Mobile health (mHealth) apps offer a range of benefits. There are nutrition-tracking apps that help us count calories, sleep apps are meant to track our sleep patterns, and stress-management apps help us calm our mind. These apps make suggestions for us to follow. However, in these apps, reinforcement learning algorithms that adapt to one’s context without learning personalized policies might fail to distinguish between the needs of individuals. Therefore, the effectiveness of any type of health app requires delivering recommendations at useful times, and at the same time avoid overtreatment.
Researchers at three major U.S. universities – Harvard, Stanford and the University of Michigan – proposed an artificial intelligence (AI) framework they claim could deliver recommendations via smartphone that encourage healthier lifestyles. They named their new system IntelligentPooling, reports Kyle Wiggers on VentureBeat.

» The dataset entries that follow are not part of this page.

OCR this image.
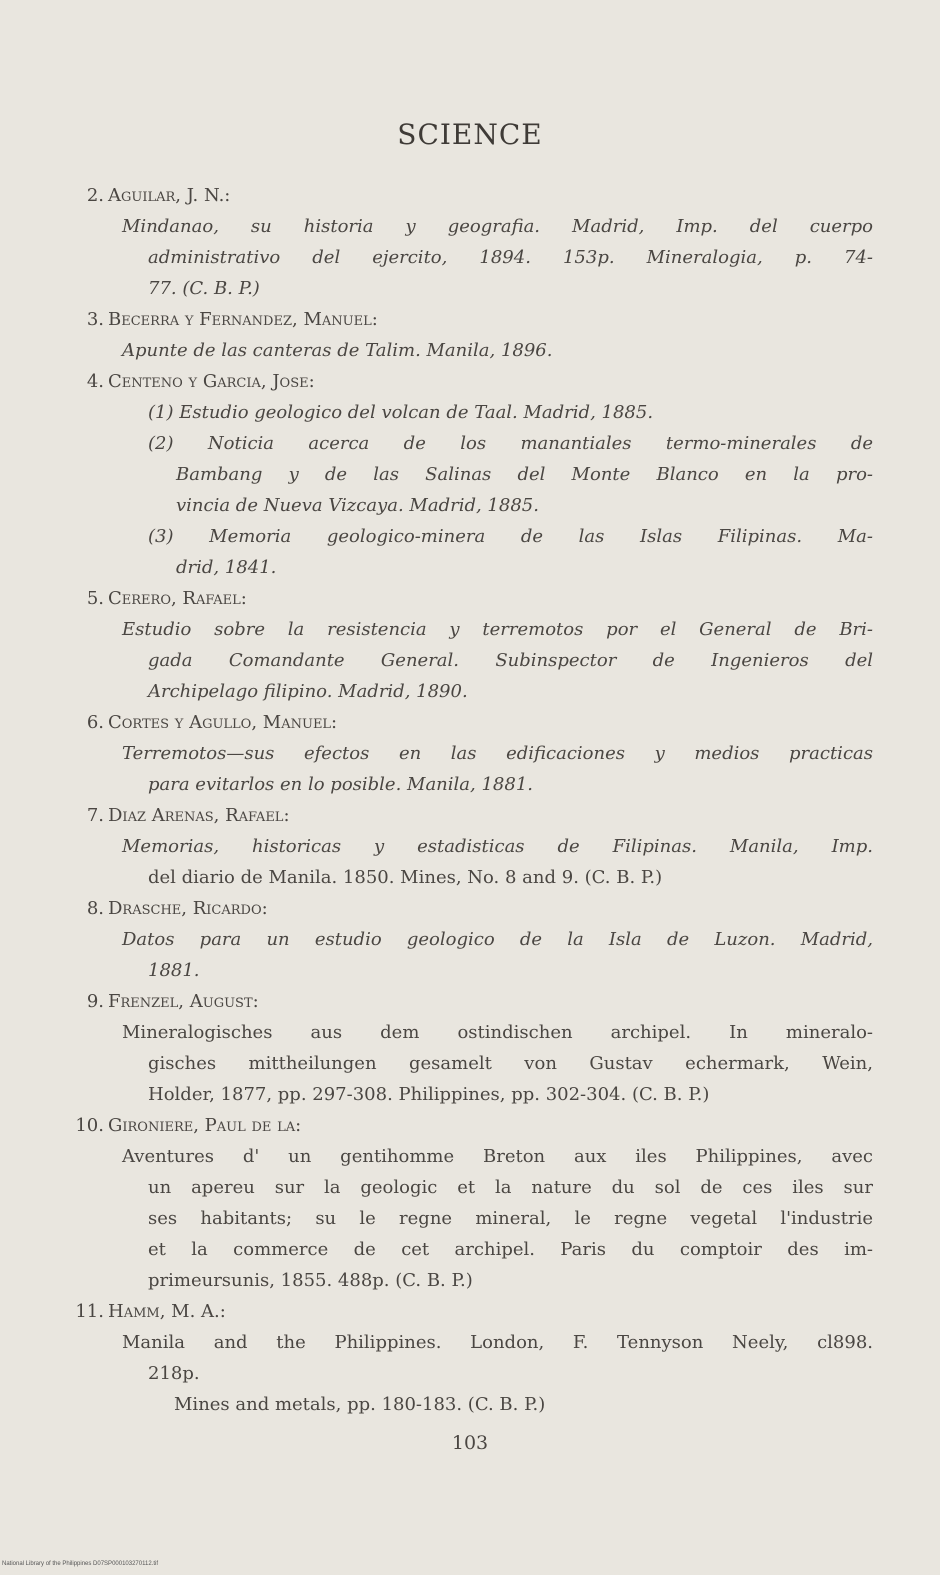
SCIENCE
2. Aguilar, J. N.:
Mindanao, su historia y geografia. Madrid, Imp. del cuerpo
administrativo del ejercito, 1894. 153p. Mineralogia, p. 74-
77. (C. B. P.)
3. Becerra y Fernandez, Manuel:
Apunte de las canteras de Talim. Manila, 1896.
4. Centeno y Garcia, Jose:
(1) Estudio geologico del volcan de Taal. Madrid, 1885.
(2) Noticia acerca de los manantiales termo-minerales de
Bambang y de las Salinas del Monte Blanco en la pro-
vincia de Nueva Vizcaya. Madrid, 1885.
(3) Memoria geologico-minera de las Islas Filipinas. Ma-
drid, 1841.
5. Cerero, Rafael:
Estudio sobre la resistencia y terremotos por el General de Bri-
gada Comandante General. Subinspector de Ingenieros del
Archipelago filipino. Madrid, 1890.
6. Cortes y Agullo, Manuel:
Terremotos—sus efectos en las edificaciones y medios practicas
para evitarlos en lo posible. Manila, 1881.
7. Diaz Arenas, Rafael:
Memorias, historicas y estadisticas de Filipinas. Manila, Imp.
del diario de Manila. 1850. Mines, No. 8 and 9. (C. B. P.)
8. Drasche, Ricardo:
Datos para un estudio geologico de la Isla de Luzon. Madrid,
1881.
9. Frenzel, August:
Mineralogisches aus dem ostindischen archipel. In mineralo-
gisches mittheilungen gesamelt von Gustav echermark, Wein,
Holder, 1877, pp. 297-308. Philippines, pp. 302-304. (C. B. P.)
10. Gironiere, Paul de la:
Aventures d' un gentihomme Breton aux iles Philippines, avec
un apereu sur la geologic et la nature du sol de ces iles sur
ses habitants; su le regne mineral, le regne vegetal l'industrie
et la commerce de cet archipel. Paris du comptoir des im-
primeursunis, 1855. 488p. (C. B. P.)
11. Hamm, M. A.:
Manila and the Philippines. London, F. Tennyson Neely, cl898.
218p.
Mines and metals, pp. 180-183. (C. B. P.)
103
National Library of the Philippines D07SP000103270112.tif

“We present IntelligentPooling, which learns personalized policies via an adaptive, principled use of other users’ data,” the researchers wrote.
To bolster training, the recommendations can be personalized and data on other users made available. Researchers claim this approach reduces regret – i.e., the number of actions taken when there was a better choice in hindsight — by 26%.
“We show that IntelligentPooling achieves an average of 26% lower regret than state-of-the-art across all generative models. Additionally, we inspect the behavior of this approach in a live clinical trial, demonstrating its ability to learn from even a small group of users,” the researchers wrote.
The goal of IntelligentPooling is to learn an optimal policy for when and how to intrude for every individual and context. Over time, the system develops personalized treatment policies for each user, algorithmically learning from data pooled from the users’ devices.
The researchers conducted a study on 10 people with Stage 1 hypertension. Each individual was equipped with a Fitbit Versa smartwatch. Results showed that IntelligentPooling was able to determine whether to make an activity suggestion based on 107 data points from all users; autonomously, it could decide to send (or not send) a notification with a suggestion, the VentureBeat report said.